I hear construction equipment outside. I've heard a lot of construction equipment in my 38 years of being an engineer, much of it around heavy construction, and this sounds like a dozer—a smallish dozer, not very well maintained based on the squeak of the tracks. Probably a D5 or smaller. For sure it's a tracked vehicle.
It's right outside my office by the sound of it. I have a corner office, but windows are only to the east, not the south, and I'd have to stand on a chair to see through them. We are supposed to be having some telephone work done, a new cable to allow a bigger pipe to transfer files faster. But that's supposed to be entering the building to the west, and they wouldn't need a dozer for that, just a backhoe or even a trencher. Any chance they changed their minds on where the phone line will come in, and I'm hearing a trencher? No.
Which makes me think of sound in writing. Read any book on the writing craft and they'll say to incorporate all five senses into your writing. We tend to focus on the visual and audio first, with maybe some tactile included. Sense of hearing is linked with audio, but stands on its own less frequently. The sense of smell and taste are oft forgotten by the writer.

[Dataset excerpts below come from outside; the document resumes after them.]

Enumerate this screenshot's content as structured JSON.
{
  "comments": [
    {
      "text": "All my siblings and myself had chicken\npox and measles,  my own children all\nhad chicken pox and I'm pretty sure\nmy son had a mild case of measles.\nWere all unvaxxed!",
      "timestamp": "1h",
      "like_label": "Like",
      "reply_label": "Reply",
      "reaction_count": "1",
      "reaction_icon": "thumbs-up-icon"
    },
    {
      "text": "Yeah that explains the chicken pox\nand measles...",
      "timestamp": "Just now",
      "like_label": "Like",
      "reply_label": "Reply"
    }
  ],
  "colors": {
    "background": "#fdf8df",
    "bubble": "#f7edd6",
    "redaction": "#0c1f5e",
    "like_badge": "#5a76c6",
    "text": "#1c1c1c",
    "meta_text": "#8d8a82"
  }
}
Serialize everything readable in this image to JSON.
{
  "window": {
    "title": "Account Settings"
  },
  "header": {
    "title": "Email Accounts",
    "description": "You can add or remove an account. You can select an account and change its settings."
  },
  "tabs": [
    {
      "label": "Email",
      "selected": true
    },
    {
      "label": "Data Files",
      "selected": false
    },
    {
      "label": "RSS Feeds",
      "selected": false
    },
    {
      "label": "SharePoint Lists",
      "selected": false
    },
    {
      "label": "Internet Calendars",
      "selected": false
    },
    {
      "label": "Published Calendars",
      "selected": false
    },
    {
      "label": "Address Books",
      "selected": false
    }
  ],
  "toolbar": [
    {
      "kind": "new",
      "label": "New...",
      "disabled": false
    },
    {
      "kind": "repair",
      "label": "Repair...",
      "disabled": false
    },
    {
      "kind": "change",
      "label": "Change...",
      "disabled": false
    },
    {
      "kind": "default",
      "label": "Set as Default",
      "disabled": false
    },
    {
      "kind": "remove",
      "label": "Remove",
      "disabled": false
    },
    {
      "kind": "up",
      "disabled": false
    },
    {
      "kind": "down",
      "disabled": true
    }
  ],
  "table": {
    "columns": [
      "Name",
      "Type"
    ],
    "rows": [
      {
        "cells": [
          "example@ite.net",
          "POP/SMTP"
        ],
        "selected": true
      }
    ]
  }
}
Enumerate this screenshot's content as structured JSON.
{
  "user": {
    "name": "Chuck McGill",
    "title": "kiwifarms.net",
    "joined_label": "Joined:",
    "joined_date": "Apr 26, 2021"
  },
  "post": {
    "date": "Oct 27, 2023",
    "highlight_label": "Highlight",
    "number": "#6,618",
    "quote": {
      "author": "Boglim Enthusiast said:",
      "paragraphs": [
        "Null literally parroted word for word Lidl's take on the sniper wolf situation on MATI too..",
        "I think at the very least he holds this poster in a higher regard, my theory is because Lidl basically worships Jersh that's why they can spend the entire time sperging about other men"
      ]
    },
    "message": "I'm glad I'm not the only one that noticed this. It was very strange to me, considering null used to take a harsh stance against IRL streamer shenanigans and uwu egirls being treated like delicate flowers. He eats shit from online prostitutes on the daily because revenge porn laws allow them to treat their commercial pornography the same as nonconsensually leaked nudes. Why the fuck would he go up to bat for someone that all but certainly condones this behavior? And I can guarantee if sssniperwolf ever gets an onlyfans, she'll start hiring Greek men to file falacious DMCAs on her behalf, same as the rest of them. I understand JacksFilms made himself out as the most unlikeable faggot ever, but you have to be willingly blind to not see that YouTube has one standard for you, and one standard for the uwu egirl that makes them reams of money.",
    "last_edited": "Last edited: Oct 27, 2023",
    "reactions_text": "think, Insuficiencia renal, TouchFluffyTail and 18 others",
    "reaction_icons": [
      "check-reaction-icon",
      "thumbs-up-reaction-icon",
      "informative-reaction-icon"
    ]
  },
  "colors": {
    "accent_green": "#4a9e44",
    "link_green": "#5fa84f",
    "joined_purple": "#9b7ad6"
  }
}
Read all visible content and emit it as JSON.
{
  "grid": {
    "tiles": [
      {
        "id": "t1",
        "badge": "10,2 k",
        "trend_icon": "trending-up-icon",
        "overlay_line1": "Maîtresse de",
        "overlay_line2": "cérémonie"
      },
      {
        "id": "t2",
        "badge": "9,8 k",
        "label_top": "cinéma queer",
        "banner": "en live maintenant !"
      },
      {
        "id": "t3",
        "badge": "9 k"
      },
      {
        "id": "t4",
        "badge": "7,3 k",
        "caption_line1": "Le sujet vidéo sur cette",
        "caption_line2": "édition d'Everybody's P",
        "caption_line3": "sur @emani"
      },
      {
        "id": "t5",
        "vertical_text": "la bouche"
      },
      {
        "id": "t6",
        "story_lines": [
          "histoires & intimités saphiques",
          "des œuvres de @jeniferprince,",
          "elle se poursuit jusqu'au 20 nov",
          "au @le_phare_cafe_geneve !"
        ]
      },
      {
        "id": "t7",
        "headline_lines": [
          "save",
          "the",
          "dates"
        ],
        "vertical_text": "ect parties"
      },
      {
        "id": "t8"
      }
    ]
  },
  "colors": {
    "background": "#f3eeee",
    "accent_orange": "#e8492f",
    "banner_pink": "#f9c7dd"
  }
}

I recently typed some edits in Doctor Luke's Assistant, things my wife found when she read it for proof-reading as well as to read the final version. She had read it several years ago, but I have long since changed things around and emphasize certain things. She said it was like a new book to her, as she faithfully marked both typos, grammar flubs, and suggestions for improved wording. I transferred them to a clean copy (since the copy she read was actually my least copy for editing and had a number of marks on it from my work) and counted: 27 typo/grammar needs and 35 suggestions for word changes. This was in a 155,000 word book. That's more typos than I would have liked, but not all that bad.
One reader had commented on finding a few typos, while another reader said it was really clean. The type of typos were missing letters (When the arrived at Nain, they....) (It was her fist time to talk with him) or changes in wording with the old wording not fully removed (he saw the Gellus call his associate....). The suggested improvements were somewhat about the voice I wanted to convey. Since this is a book based in antiquity I wanted the language to be kind of antiquated. She suggested changes to some of this.
Back to the senses. I effectively used the sense of smell when Augustus and Luke visited the camel market northwest of Emmaus. I used sense of hearing as a stand-alone event when Augustus is in a strange house, trying to sleep in the midst of a winter storm, but a branch outside is blowing in the wind and scratching against the building on the opposite side of the wall where Augustus is leaning. In that paragraph I had a very embarrassing typo. Given that that's a very sensory paragraph, I'm glad she caught it and marked it for me. I don't know how many times I read that paragraph and missed it.
Sight. Sound. Smell. Touch. Taste. I need to drill that into me as I begin work on new works.